Das ganze Wochenende konnte Isabelle immer wieder spannende, ernste, aber auch lustige Anekdoten erzählen von ihrer Zeit in Haft. Das lockerte enorm die Stimmung auf. Wir “spielten” auch einen Hofgang, ein Experiment, das Isabelle auch zum ersten Mal bei einem Knast-Training machte. Denn: Das Training wird kontinuierlich weiterentwickelt und aktuell wohl auch noch mal etwas umgestellt, damit es etwas weniger Input geballt am zweiten Tag ist.

Was nehme ich nun mit, am Montag danach? 

Wahnsinnig viel. Viel Wissen. Viel Wunsch nach weiterlesen von Büchern, die uns gezeigt wurden. VIELE Fragen. Ich glaube, die meisten gingen mit mehr Fragen, als sie vorher hatten, nur dass diese alle viel konkreter sind. Der Knast ist  greifbarer geworden. Realer. Das ist gruselig. Das öffnet Emotionen in mir. Aber es fühlt sich nun mehr danach an, als wäre ein Knastaufenthalt etwas, das sich bewältigen lässt mit der nötigen Vorbereitung. Zumindest für mich. Mein Umfeld und meine Familie sind da was anderes. Dass der RAZ mit einem kleinen Pool an rein ehrenamtlich arbeitenden Menschen versucht, Umfeld und Familie zu unterstützen in der Zeit der Haft, ist bestärkend und ich bin diesen Menschen jetzt schon dankbar. Für mich folgt nun ein zweites Knast-Training, das noch konkreter wird, mit einer anderen Person, die viel Gefängniserfahrung hat. Und es ist vor allem spannend zu wissen: Knast bedeutet Bürokratie. Bedeutet wahnsinnig viel Vorbereitung und Aufwand. Und gleichzeitig geht wohl niemand in Deutschland SO vorbereitet ins Gefängnis wie die Menschen, die sich mit dem RAZ vorbereitet haben. Denn die Gefängnis-AG wird all diese Fragen, diese Orga-Punkte mit den Menschen durchgehen, wenn der tatsächliche Haftantritt ansteht.
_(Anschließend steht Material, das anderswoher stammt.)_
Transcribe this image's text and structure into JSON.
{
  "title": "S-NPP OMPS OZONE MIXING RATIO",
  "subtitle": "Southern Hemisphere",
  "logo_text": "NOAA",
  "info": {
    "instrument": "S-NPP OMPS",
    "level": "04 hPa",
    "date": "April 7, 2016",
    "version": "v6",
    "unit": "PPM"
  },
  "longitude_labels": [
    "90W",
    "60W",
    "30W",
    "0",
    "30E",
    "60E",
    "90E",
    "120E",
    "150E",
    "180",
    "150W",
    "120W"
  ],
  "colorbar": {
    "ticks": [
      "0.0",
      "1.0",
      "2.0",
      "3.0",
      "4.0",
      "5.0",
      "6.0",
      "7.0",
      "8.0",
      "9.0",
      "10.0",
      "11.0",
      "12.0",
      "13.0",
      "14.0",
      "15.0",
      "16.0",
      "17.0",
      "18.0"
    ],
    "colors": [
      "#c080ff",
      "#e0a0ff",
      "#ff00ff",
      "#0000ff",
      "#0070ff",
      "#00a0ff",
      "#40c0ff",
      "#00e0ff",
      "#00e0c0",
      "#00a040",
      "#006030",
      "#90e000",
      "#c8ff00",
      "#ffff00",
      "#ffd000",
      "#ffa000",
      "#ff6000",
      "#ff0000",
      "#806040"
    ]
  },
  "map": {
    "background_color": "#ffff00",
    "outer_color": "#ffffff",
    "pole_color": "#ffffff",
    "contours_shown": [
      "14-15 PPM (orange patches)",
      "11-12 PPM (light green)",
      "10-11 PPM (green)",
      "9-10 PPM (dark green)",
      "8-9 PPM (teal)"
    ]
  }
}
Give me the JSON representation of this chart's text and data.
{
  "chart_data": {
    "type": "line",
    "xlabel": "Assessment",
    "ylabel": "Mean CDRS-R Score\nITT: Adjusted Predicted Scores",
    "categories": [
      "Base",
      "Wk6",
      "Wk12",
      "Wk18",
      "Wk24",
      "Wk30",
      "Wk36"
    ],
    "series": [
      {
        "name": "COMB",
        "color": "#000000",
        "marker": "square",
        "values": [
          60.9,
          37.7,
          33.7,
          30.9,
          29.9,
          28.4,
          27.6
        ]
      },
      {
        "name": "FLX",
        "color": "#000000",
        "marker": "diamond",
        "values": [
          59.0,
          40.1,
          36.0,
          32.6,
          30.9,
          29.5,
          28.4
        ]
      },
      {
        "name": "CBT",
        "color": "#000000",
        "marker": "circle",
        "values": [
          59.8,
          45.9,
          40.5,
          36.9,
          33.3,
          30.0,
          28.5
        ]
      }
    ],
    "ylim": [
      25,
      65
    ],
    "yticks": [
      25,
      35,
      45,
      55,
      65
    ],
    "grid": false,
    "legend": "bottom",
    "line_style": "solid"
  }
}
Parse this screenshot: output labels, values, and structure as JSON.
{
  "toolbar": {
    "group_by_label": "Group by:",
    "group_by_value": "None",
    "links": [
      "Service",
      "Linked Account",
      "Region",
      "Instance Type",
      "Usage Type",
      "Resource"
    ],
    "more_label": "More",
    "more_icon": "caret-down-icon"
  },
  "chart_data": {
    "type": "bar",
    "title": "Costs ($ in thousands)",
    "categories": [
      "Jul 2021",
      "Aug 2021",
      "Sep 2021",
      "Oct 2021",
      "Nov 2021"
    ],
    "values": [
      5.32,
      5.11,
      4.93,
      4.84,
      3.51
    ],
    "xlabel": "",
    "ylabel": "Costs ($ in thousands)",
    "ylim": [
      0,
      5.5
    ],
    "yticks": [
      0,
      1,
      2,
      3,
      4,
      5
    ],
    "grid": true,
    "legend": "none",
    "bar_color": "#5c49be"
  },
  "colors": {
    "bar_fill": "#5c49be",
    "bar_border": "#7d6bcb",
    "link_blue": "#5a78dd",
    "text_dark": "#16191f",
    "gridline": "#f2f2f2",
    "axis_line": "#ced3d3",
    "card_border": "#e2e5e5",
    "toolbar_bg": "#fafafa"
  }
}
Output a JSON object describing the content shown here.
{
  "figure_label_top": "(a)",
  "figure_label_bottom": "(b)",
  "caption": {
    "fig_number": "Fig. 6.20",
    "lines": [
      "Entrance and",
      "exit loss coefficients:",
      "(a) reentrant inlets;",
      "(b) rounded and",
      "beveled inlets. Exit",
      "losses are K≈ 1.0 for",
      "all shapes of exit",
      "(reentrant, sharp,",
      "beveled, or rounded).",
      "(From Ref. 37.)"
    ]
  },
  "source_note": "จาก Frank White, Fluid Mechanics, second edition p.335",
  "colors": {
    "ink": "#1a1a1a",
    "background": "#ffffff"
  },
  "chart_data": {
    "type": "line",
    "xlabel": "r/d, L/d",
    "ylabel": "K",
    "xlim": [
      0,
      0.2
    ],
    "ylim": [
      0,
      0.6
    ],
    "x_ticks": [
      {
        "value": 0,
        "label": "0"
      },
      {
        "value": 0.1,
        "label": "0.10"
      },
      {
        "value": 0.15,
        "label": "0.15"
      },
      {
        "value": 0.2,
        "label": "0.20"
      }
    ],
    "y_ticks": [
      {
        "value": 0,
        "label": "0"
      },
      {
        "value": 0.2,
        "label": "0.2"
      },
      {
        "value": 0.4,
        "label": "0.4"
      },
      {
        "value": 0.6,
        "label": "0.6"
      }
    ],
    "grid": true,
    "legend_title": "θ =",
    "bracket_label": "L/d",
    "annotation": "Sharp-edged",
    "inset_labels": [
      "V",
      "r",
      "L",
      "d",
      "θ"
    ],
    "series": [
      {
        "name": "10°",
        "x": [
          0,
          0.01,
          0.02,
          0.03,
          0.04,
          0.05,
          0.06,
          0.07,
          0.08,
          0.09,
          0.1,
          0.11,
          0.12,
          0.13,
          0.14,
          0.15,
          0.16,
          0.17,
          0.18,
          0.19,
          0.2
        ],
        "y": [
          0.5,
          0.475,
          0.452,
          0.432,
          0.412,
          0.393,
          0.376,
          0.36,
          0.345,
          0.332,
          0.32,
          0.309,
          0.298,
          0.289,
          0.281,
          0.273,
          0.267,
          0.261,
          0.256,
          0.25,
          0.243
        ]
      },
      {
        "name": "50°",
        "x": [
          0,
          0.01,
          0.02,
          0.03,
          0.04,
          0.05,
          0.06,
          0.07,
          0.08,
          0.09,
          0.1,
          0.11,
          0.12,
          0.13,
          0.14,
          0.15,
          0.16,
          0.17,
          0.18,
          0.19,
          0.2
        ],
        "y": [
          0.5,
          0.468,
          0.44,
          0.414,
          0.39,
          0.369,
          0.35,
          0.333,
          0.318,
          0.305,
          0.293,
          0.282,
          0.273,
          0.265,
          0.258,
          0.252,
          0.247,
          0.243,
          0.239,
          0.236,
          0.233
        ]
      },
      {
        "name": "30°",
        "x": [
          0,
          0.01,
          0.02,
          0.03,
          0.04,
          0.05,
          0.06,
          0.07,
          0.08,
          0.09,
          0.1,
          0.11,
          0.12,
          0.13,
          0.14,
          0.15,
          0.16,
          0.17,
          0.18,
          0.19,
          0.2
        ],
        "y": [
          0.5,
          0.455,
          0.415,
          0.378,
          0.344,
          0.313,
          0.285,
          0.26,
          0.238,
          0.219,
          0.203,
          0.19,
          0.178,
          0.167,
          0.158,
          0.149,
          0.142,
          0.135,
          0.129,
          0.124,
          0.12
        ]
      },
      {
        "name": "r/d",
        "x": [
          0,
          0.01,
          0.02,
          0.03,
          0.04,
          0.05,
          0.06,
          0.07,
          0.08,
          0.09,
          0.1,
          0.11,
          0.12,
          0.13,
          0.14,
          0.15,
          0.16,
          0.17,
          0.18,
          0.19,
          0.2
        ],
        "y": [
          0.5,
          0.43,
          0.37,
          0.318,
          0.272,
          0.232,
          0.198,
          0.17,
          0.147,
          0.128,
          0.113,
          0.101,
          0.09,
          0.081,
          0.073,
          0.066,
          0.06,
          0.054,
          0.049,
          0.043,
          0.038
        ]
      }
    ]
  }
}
Welcher Knasti hat schon die Möglichkeit, dass die Familie emotional begleitet wird, und man selber ein Netzwerk hat, das einen auf dem Level stützt?
Ich arbeite selber im RAZ mit, und sogar mir ist noch viel viel mehr deutlich geworden, was für eine krasse Arbeit das ist, was für Angebote, die wir geben können. 

Und noch etwas letztes, das ich mitnehme: Wenn du diesen Erfahrungsbericht liest, ist die Chance nicht gering, dass jemand, den du kennst, irgendwann in den nächsten Monaten oder Jahren ins Gefängnis muss für Aktivismus. Auch wir als Netzwerk, als Freundeskreis können und müssen unterstützen, denn es ist eine Ausnahme- und eine Extremsituation. Die Dinge zu wissen, die das Training einem gibt, sind auch für diese Menschen wahnsinnig wertvoll. Also: Nehmt euch die Zeit, wenn ihr könnt.